« Nous avons entendu des cris dans la nuit, des appels à l’aide désespérés. » Le visage encore marqué par l’effroi, Sabine Meta, habitante de la commune de Ndesha à Kananga, raconte le moment où le sol a littéralement disparu sous les pieds de ses voisins. Dans la nuit du 25 décembre, une maison entière a été avalée par un ravin au croisement des avenues Kakenge et Kabue, dans la province du Kasaï-Central. Une scène de cauchemar provoquée par de fortes pluies, qui a jeté une famille dans la rue et mis en lumière, une fois de plus, la vulnérabilité de quartiers entiers face à l’érosion.

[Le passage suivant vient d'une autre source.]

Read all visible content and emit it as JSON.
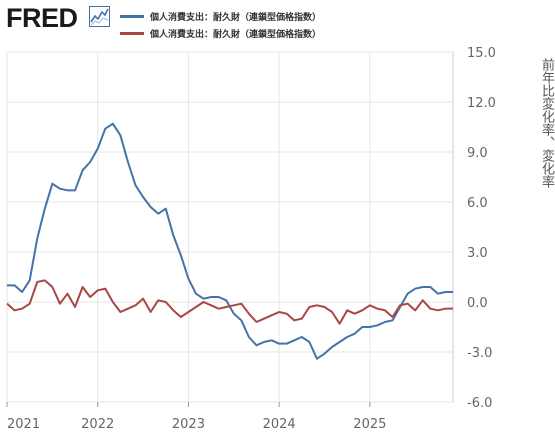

« Comme personne n’ouvrait, ils sont descendus dans notre parcelle en hurlant », poursuit Sabine, sa voix empreinte d’émotion. Les cris venaient de deux jeunes garçons, seuls à la maison en l’absence de leurs parents partis en voyage. Vers 2 heures du matin, les murs ont commencé à céder, la terre à se dérober. L’effondrement maison Kananga a été aussi soudain que violent. Grâce à l’intervention rapide des voisins alertés par leurs cris, les enfants ont pu être extirpés des décombres naissants, sains et saufs. Sabine les a immédiatement recueillis sous son toit. Un geste de solidarité qui contraste avec l’impuissance face au phénomène qui ronge le quartier.

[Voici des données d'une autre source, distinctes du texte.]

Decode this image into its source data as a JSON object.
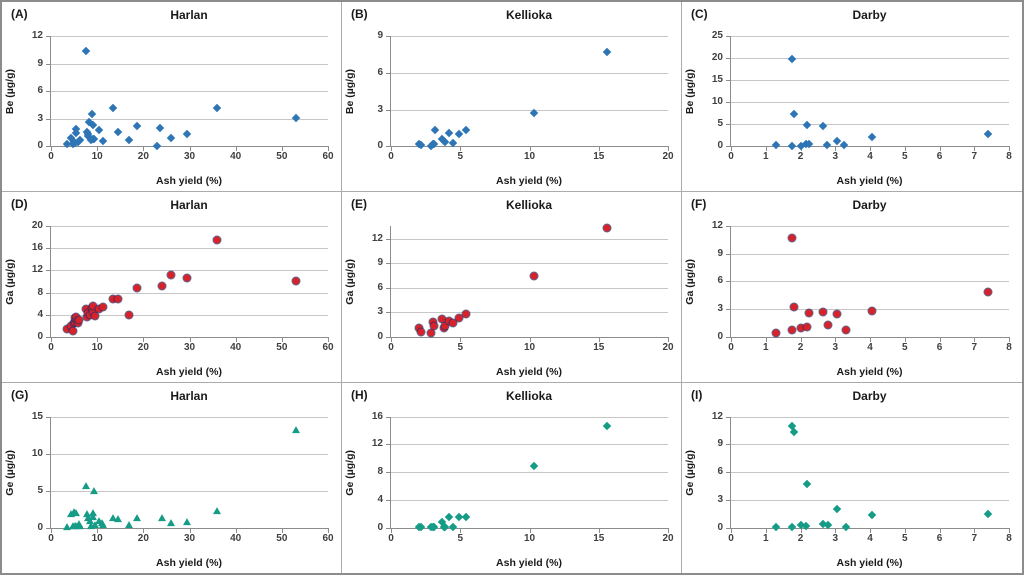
{
  "figure": {
    "xlabel": "Ash yield (%)",
    "colors": {
      "blue": "#2e75b6",
      "red": "#d8222a",
      "teal": "#169c86",
      "grid": "#c6c6c6",
      "axis": "#8c8c8c",
      "tick_label": "#3f3f3f",
      "cell_border": "#ababab",
      "outer_border": "#8c8c8c"
    }
  },
  "chart_data": [
    {
      "id": "A",
      "letter": "(A)",
      "type": "scatter",
      "title": "Harlan",
      "xlabel": "Ash yield (%)",
      "ylabel": "Be (µg/g)",
      "xlim": [
        0,
        60
      ],
      "ylim": [
        0,
        12
      ],
      "xticks": [
        0,
        10,
        20,
        30,
        40,
        50,
        60
      ],
      "yticks": [
        0,
        3,
        6,
        9,
        12
      ],
      "marker": "diamond",
      "color": "#2e75b6",
      "points": [
        [
          3.5,
          0.3
        ],
        [
          4.3,
          0.9
        ],
        [
          4.8,
          0.25
        ],
        [
          5.0,
          0.5
        ],
        [
          5.2,
          0.35
        ],
        [
          5.4,
          1.4
        ],
        [
          5.5,
          1.85
        ],
        [
          5.8,
          0.5
        ],
        [
          6.0,
          0.6
        ],
        [
          6.3,
          0.65
        ],
        [
          7.5,
          10.4
        ],
        [
          7.8,
          1.55
        ],
        [
          8.0,
          1.35
        ],
        [
          8.1,
          1.15
        ],
        [
          8.2,
          2.65
        ],
        [
          8.6,
          0.65
        ],
        [
          8.8,
          3.55
        ],
        [
          9.0,
          2.3
        ],
        [
          9.0,
          0.8
        ],
        [
          9.3,
          0.85
        ],
        [
          10.5,
          1.75
        ],
        [
          11.2,
          0.6
        ],
        [
          13.5,
          4.2
        ],
        [
          14.5,
          1.6
        ],
        [
          17.0,
          0.65
        ],
        [
          18.7,
          2.2
        ],
        [
          23.0,
          0.05
        ],
        [
          23.6,
          2.0
        ],
        [
          26.0,
          0.95
        ],
        [
          29.5,
          1.3
        ],
        [
          36.0,
          4.15
        ],
        [
          53.0,
          3.05
        ]
      ]
    },
    {
      "id": "B",
      "letter": "(B)",
      "type": "scatter",
      "title": "Kellioka",
      "xlabel": "Ash yield (%)",
      "ylabel": "Be (µg/g)",
      "xlim": [
        0,
        20
      ],
      "ylim": [
        0,
        9
      ],
      "xticks": [
        0,
        5,
        10,
        15,
        20
      ],
      "yticks": [
        0,
        3,
        6,
        9
      ],
      "marker": "diamond",
      "color": "#2e75b6",
      "points": [
        [
          2.0,
          0.15
        ],
        [
          2.2,
          0.1
        ],
        [
          2.9,
          0.05
        ],
        [
          3.0,
          0.15
        ],
        [
          3.1,
          0.2
        ],
        [
          3.2,
          1.3
        ],
        [
          3.7,
          0.6
        ],
        [
          3.8,
          0.45
        ],
        [
          3.9,
          0.35
        ],
        [
          4.2,
          1.05
        ],
        [
          4.5,
          0.25
        ],
        [
          4.9,
          1.0
        ],
        [
          5.4,
          1.3
        ],
        [
          10.3,
          2.7
        ],
        [
          15.6,
          7.7
        ]
      ]
    },
    {
      "id": "C",
      "letter": "(C)",
      "type": "scatter",
      "title": "Darby",
      "xlabel": "Ash yield (%)",
      "ylabel": "Be (µg/g)",
      "xlim": [
        0,
        8
      ],
      "ylim": [
        0,
        25
      ],
      "xticks": [
        0,
        1,
        2,
        3,
        4,
        5,
        6,
        7,
        8
      ],
      "yticks": [
        0,
        5,
        10,
        15,
        20,
        25
      ],
      "marker": "diamond",
      "color": "#2e75b6",
      "points": [
        [
          1.3,
          0.4
        ],
        [
          1.75,
          19.7
        ],
        [
          1.8,
          7.4
        ],
        [
          1.75,
          0.15
        ],
        [
          2.0,
          0.1
        ],
        [
          2.2,
          4.8
        ],
        [
          2.15,
          0.5
        ],
        [
          2.25,
          0.6
        ],
        [
          2.65,
          4.7
        ],
        [
          2.75,
          0.25
        ],
        [
          3.05,
          1.2
        ],
        [
          3.25,
          0.2
        ],
        [
          4.05,
          2.1
        ],
        [
          7.4,
          2.9
        ]
      ]
    },
    {
      "id": "D",
      "letter": "(D)",
      "type": "scatter",
      "title": "Harlan",
      "xlabel": "Ash yield (%)",
      "ylabel": "Ga (µg/g)",
      "xlim": [
        0,
        60
      ],
      "ylim": [
        0,
        20
      ],
      "xticks": [
        0,
        10,
        20,
        30,
        40,
        50,
        60
      ],
      "yticks": [
        0,
        4,
        8,
        12,
        16,
        20
      ],
      "marker": "circle",
      "color": "#d8222a",
      "points": [
        [
          3.5,
          1.3
        ],
        [
          4.4,
          1.9
        ],
        [
          4.8,
          1.0
        ],
        [
          5.0,
          2.4
        ],
        [
          5.2,
          2.6
        ],
        [
          5.3,
          3.4
        ],
        [
          5.5,
          3.6
        ],
        [
          5.6,
          2.9
        ],
        [
          5.8,
          2.5
        ],
        [
          6.0,
          3.0
        ],
        [
          7.5,
          5.1
        ],
        [
          7.8,
          3.6
        ],
        [
          8.0,
          4.3
        ],
        [
          8.4,
          3.9
        ],
        [
          8.8,
          5.2
        ],
        [
          9.0,
          4.5
        ],
        [
          9.2,
          5.5
        ],
        [
          9.5,
          3.8
        ],
        [
          10.5,
          5.0
        ],
        [
          11.2,
          5.3
        ],
        [
          13.5,
          6.8
        ],
        [
          14.5,
          6.85
        ],
        [
          17.0,
          4.0
        ],
        [
          18.7,
          8.9
        ],
        [
          24.0,
          9.2
        ],
        [
          26.0,
          11.2
        ],
        [
          29.5,
          10.7
        ],
        [
          36.0,
          17.5
        ],
        [
          53.0,
          10.1
        ]
      ]
    },
    {
      "id": "E",
      "letter": "(E)",
      "type": "scatter",
      "title": "Kellioka",
      "xlabel": "Ash yield (%)",
      "ylabel": "Ga (µg/g)",
      "xlim": [
        0,
        20
      ],
      "ylim": [
        0,
        13.5
      ],
      "xticks": [
        0,
        5,
        10,
        15,
        20
      ],
      "yticks": [
        0,
        3,
        6,
        9,
        12
      ],
      "marker": "circle",
      "color": "#d8222a",
      "points": [
        [
          2.0,
          1.1
        ],
        [
          2.2,
          0.6
        ],
        [
          2.9,
          0.5
        ],
        [
          3.0,
          1.85
        ],
        [
          3.1,
          1.35
        ],
        [
          3.7,
          2.2
        ],
        [
          3.8,
          1.1
        ],
        [
          3.9,
          1.3
        ],
        [
          4.2,
          1.95
        ],
        [
          4.5,
          1.7
        ],
        [
          4.9,
          2.3
        ],
        [
          5.4,
          2.75
        ],
        [
          10.3,
          7.4
        ],
        [
          15.6,
          13.3
        ]
      ]
    },
    {
      "id": "F",
      "letter": "(F)",
      "type": "scatter",
      "title": "Darby",
      "xlabel": "Ash yield (%)",
      "ylabel": "Ga (µg/g)",
      "xlim": [
        0,
        8
      ],
      "ylim": [
        0,
        12
      ],
      "xticks": [
        0,
        1,
        2,
        3,
        4,
        5,
        6,
        7,
        8
      ],
      "yticks": [
        0,
        3,
        6,
        9,
        12
      ],
      "marker": "circle",
      "color": "#d8222a",
      "points": [
        [
          1.3,
          0.4
        ],
        [
          1.75,
          10.7
        ],
        [
          1.8,
          3.2
        ],
        [
          1.75,
          0.7
        ],
        [
          2.0,
          0.9
        ],
        [
          2.2,
          1.1
        ],
        [
          2.25,
          2.6
        ],
        [
          2.65,
          2.65
        ],
        [
          2.8,
          1.25
        ],
        [
          3.05,
          2.45
        ],
        [
          3.3,
          0.7
        ],
        [
          4.05,
          2.75
        ],
        [
          7.4,
          4.85
        ]
      ]
    },
    {
      "id": "G",
      "letter": "(G)",
      "type": "scatter",
      "title": "Harlan",
      "xlabel": "Ash yield (%)",
      "ylabel": "Ge (µg/g)",
      "xlim": [
        0,
        60
      ],
      "ylim": [
        0,
        15
      ],
      "xticks": [
        0,
        10,
        20,
        30,
        40,
        50,
        60
      ],
      "yticks": [
        0,
        5,
        10,
        15
      ],
      "marker": "triangle",
      "color": "#169c86",
      "points": [
        [
          3.5,
          0.1
        ],
        [
          4.4,
          1.9
        ],
        [
          4.8,
          0.3
        ],
        [
          5.0,
          2.1
        ],
        [
          5.2,
          0.3
        ],
        [
          5.4,
          0.25
        ],
        [
          5.5,
          2.0
        ],
        [
          5.8,
          0.3
        ],
        [
          6.0,
          0.55
        ],
        [
          6.2,
          0.3
        ],
        [
          7.5,
          5.6
        ],
        [
          7.8,
          1.9
        ],
        [
          8.0,
          1.4
        ],
        [
          8.4,
          0.9
        ],
        [
          8.6,
          0.3
        ],
        [
          9.0,
          1.5
        ],
        [
          9.2,
          2.0
        ],
        [
          9.3,
          5.05
        ],
        [
          9.5,
          0.35
        ],
        [
          10.5,
          1.0
        ],
        [
          11.0,
          0.7
        ],
        [
          11.3,
          0.35
        ],
        [
          13.5,
          1.3
        ],
        [
          14.5,
          1.25
        ],
        [
          17.0,
          0.4
        ],
        [
          18.7,
          1.4
        ],
        [
          24.0,
          1.4
        ],
        [
          26.0,
          0.7
        ],
        [
          29.5,
          0.8
        ],
        [
          36.0,
          2.35
        ],
        [
          53.0,
          13.2
        ]
      ]
    },
    {
      "id": "H",
      "letter": "(H)",
      "type": "scatter",
      "title": "Kellioka",
      "xlabel": "Ash yield (%)",
      "ylabel": "Ge (µg/g)",
      "xlim": [
        0,
        20
      ],
      "ylim": [
        0,
        16
      ],
      "xticks": [
        0,
        5,
        10,
        15,
        20
      ],
      "yticks": [
        0,
        4,
        8,
        12,
        16
      ],
      "marker": "diamond",
      "color": "#169c86",
      "points": [
        [
          2.0,
          0.1
        ],
        [
          2.2,
          0.1
        ],
        [
          2.9,
          0.1
        ],
        [
          3.0,
          0.15
        ],
        [
          3.1,
          0.2
        ],
        [
          3.7,
          0.85
        ],
        [
          3.8,
          0.1
        ],
        [
          3.9,
          0.2
        ],
        [
          4.2,
          1.6
        ],
        [
          4.5,
          0.15
        ],
        [
          4.9,
          1.6
        ],
        [
          5.4,
          1.6
        ],
        [
          10.3,
          8.9
        ],
        [
          15.6,
          14.7
        ]
      ]
    },
    {
      "id": "I",
      "letter": "(I)",
      "type": "scatter",
      "title": "Darby",
      "xlabel": "Ash yield (%)",
      "ylabel": "Ge (µg/g)",
      "xlim": [
        0,
        8
      ],
      "ylim": [
        0,
        12
      ],
      "xticks": [
        0,
        1,
        2,
        3,
        4,
        5,
        6,
        7,
        8
      ],
      "yticks": [
        0,
        3,
        6,
        9,
        12
      ],
      "marker": "diamond",
      "color": "#169c86",
      "points": [
        [
          1.3,
          0.1
        ],
        [
          1.75,
          11.0
        ],
        [
          1.8,
          10.3
        ],
        [
          1.75,
          0.1
        ],
        [
          2.0,
          0.3
        ],
        [
          2.15,
          0.2
        ],
        [
          2.2,
          4.7
        ],
        [
          2.65,
          0.45
        ],
        [
          2.8,
          0.3
        ],
        [
          3.05,
          2.0
        ],
        [
          3.3,
          0.15
        ],
        [
          4.05,
          1.45
        ],
        [
          7.4,
          1.55
        ]
      ]
    }
  ]
}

Car derrière ce drame individuel se cache une menace collective bien plus grande. « Nos maisons sont encerclées par trois têtes d’érosion », alerte Sabine Meta. Ces ravins actifs, creusés par les eaux de ruissellement, sont de véritables béances qui grignotent, jour après jour, le terrain. Une vingtaine d’habitations auraient déjà été englouties ces dernières années. L’incident de cette nuit n’est donc pas un accident isolé, mais le symptôme d’une érosion Kananga incontrôlée. Comment en est-on arrivé là ? Pourquoi des familles continuent-elles à vivre au bord du précipice ?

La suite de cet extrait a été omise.